The US anti-trust laws aren't all that they seem either. In fact being a monopoly, a trust, is not an offence. Acting to defend a monopoly is, which is why the trial degenerated into a slanging match of who shafted whom and how hard. Microsoft, to their embarrassment, certainly appears to have won that one!

So, what to do about Bill? The worst that can happen is that Microsoft could be broken up into 'Baby Bills'. This is a reference to when the US telephone company, AT&T, (formerly the Bell Telephone Company, known as 'Ma Bell') was broken up into 'Baby Bells' in the 1980s. The Economist magazine (13 November) comments, "Past fragmentations have often reinvigorated large firms (not that Microsoft lacks vigour). In the ten years after the divestiture of Standard Oil in 1911, for example, the trust's constituent companies quintupled in value". Microsoft's 30,000 stock-wielding employees in 60 countries will no doubt bear this in mind and it is probably why, after such a devastating indictment, Microsoft shares, after falling slightly, quickly recovered.

Outside of the computer software industry there is not so much rejoicing at the prospect of Microsoft's monopoly of operating systems being broken up.

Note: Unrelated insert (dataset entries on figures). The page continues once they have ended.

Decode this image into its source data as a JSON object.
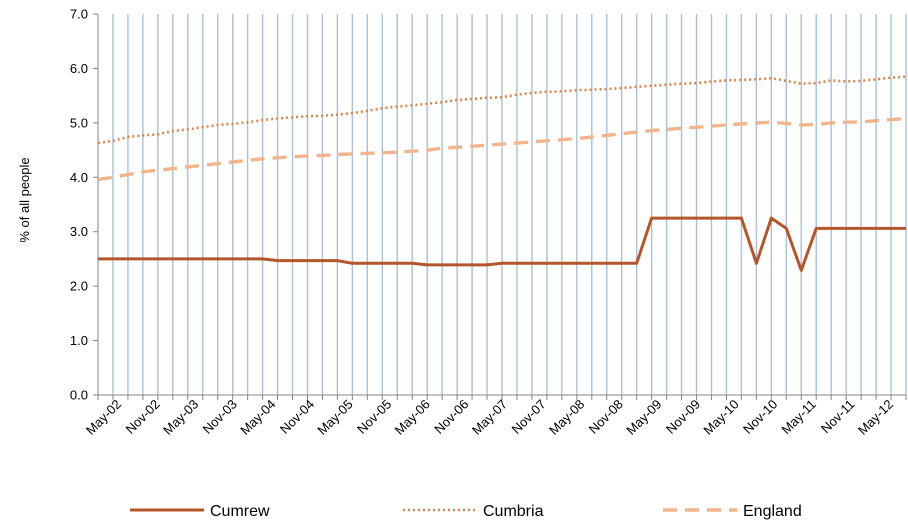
{
  "chart_data": {
    "type": "line",
    "ylabel": "% of all people",
    "ylim": [
      0,
      7
    ],
    "yticks": [
      "0.0",
      "1.0",
      "2.0",
      "3.0",
      "4.0",
      "5.0",
      "6.0",
      "7.0"
    ],
    "xtick_labels": [
      "May-02",
      "Nov-02",
      "May-03",
      "Nov-03",
      "May-04",
      "Nov-04",
      "May-05",
      "Nov-05",
      "May-06",
      "Nov-06",
      "May-07",
      "Nov-07",
      "May-08",
      "Nov-08",
      "May-09",
      "Nov-09",
      "May-10",
      "Nov-10",
      "May-11",
      "Nov-11",
      "May-12"
    ],
    "vertical_grid": true,
    "horizontal_grid": false,
    "legend_position": "bottom",
    "series": [
      {
        "name": "Cumrew",
        "style": "solid",
        "color": "#B5562A",
        "values": [
          2.5,
          2.5,
          2.5,
          2.5,
          2.5,
          2.5,
          2.5,
          2.5,
          2.5,
          2.5,
          2.5,
          2.5,
          2.47,
          2.47,
          2.47,
          2.47,
          2.47,
          2.42,
          2.42,
          2.42,
          2.42,
          2.42,
          2.39,
          2.39,
          2.39,
          2.39,
          2.39,
          2.42,
          2.42,
          2.42,
          2.42,
          2.42,
          2.42,
          2.42,
          2.42,
          2.42,
          2.42,
          3.25,
          3.25,
          3.25,
          3.25,
          3.25,
          3.25,
          3.25,
          2.42,
          3.25,
          3.06,
          2.29,
          3.06,
          3.06,
          3.06,
          3.06,
          3.06,
          3.06,
          3.06
        ]
      },
      {
        "name": "Cumbria",
        "style": "dotted",
        "color": "#E2844A",
        "values": [
          4.63,
          4.67,
          4.74,
          4.77,
          4.79,
          4.85,
          4.88,
          4.92,
          4.96,
          4.98,
          5.01,
          5.05,
          5.08,
          5.1,
          5.12,
          5.13,
          5.15,
          5.18,
          5.22,
          5.27,
          5.3,
          5.32,
          5.35,
          5.38,
          5.42,
          5.44,
          5.46,
          5.47,
          5.52,
          5.55,
          5.57,
          5.58,
          5.6,
          5.61,
          5.62,
          5.64,
          5.66,
          5.68,
          5.7,
          5.72,
          5.73,
          5.76,
          5.78,
          5.79,
          5.8,
          5.82,
          5.77,
          5.72,
          5.73,
          5.78,
          5.76,
          5.77,
          5.8,
          5.83,
          5.85
        ]
      },
      {
        "name": "England",
        "style": "dashed",
        "color": "#F2B48A",
        "values": [
          3.96,
          4.0,
          4.05,
          4.1,
          4.13,
          4.16,
          4.19,
          4.22,
          4.25,
          4.28,
          4.31,
          4.34,
          4.36,
          4.38,
          4.39,
          4.4,
          4.42,
          4.43,
          4.44,
          4.45,
          4.46,
          4.48,
          4.5,
          4.53,
          4.55,
          4.57,
          4.59,
          4.61,
          4.63,
          4.65,
          4.67,
          4.69,
          4.71,
          4.74,
          4.77,
          4.8,
          4.83,
          4.86,
          4.88,
          4.9,
          4.92,
          4.94,
          4.96,
          4.98,
          5.0,
          5.01,
          4.99,
          4.96,
          4.97,
          5.0,
          5.01,
          5.02,
          5.04,
          5.06,
          5.08
        ]
      }
    ]
  }
}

The Windows operating system is terrible (it is difficult to set up and maintain) and is universally hated (a new version will be along soon) but it is a standard and big business, internationally, are heavily committed to it. The prospect of having two, three or more operating systems that may or may not work as well - let alone work together - is a nightmare that big business dreads. Capitalism has found joined-up computers horrendously complicated and massively expensive to support and maintain, and near impossible to just keep up with the tidal wave of acronyms. It is even possible that no one person understands how the Windows operating system works because of the size of the code - tens of millions of lines.

 

Within the industry other monopolies or near monopolies exist. For example Cisco and it's arcane world of routers, bridges and switches. They will be studying the small print very carefully indeed. Perhaps this is why they have decided to launch a TV advertising campaign with a young girl asking 'Are you ready?' - meaning are you ready for the Internet. This is because the Internet is forecast to solve many if not all of these problems, reverting to the old mainframe model with cheap semi-dumb terminals (thin clients) on the end of, or close to, telephone lines. The importance of the operating system would be diminished, undermining Microsoft's dominance. Few believe this will happen soon, however, if it happens at all.

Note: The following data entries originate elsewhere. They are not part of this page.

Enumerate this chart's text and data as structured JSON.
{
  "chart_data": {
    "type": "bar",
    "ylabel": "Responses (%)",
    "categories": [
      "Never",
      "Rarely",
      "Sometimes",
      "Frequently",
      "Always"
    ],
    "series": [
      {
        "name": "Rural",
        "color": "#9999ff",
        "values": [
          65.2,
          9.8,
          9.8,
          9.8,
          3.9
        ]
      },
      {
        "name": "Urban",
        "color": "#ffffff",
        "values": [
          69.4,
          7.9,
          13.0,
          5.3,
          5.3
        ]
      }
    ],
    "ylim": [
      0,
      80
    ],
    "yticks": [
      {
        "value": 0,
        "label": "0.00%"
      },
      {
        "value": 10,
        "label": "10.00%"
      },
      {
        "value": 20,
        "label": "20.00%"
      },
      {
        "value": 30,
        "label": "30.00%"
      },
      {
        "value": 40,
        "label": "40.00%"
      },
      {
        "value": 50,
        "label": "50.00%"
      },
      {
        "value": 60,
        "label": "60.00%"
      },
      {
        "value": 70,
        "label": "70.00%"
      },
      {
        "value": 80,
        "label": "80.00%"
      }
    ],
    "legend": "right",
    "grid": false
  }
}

Microsoft's monopoly does begin to reveal, however, albeit in a distorted fashion, how the industry could be organised. Part of its annual $3bn research and development budget is used for extensive market testing, asking software users their opinions and more or less successfully (usually less) incorporating them. It is an attempt at planning that is, however, always smashed on the rocks of profitability. Microsoft is forced to consume or annihilate anything that gets in the way, regardless of what it may claim it wants to do. It has acquired 13 companies since the case was filed, and made substantial investments in 30 more.

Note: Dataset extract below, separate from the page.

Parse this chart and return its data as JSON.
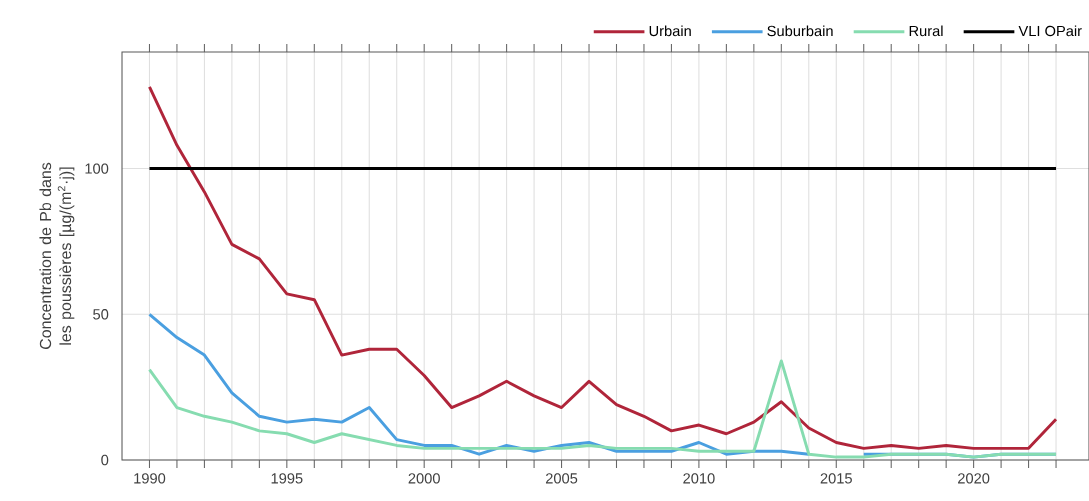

Computers have an important role to play in developing society. In industry, education, and culture, the pundits never tire of extolling their virtues. Privately-owned monopolies, however, are solely responsible for the mess they have created and are incapable of exploiting the possibilities so tantalisingly on offer.

 

Whatever the outcome of this anti-trust trial, as Gregory Palast noted in The Observer, 'the Microsoft economy has automated the largest upward transfer of wealth in American history' and that 'the fruits of rising technological productivity will continue to shift from workers to owners'. But we would emphatically disagree with his conclusion that, with 'the road to the future now clear' the only option is to 'just move along, get out of the way - or get run over'. The road to the future is indeed clear; we will move along but someone else will have to get out of the way - or be smashed. Are you ready?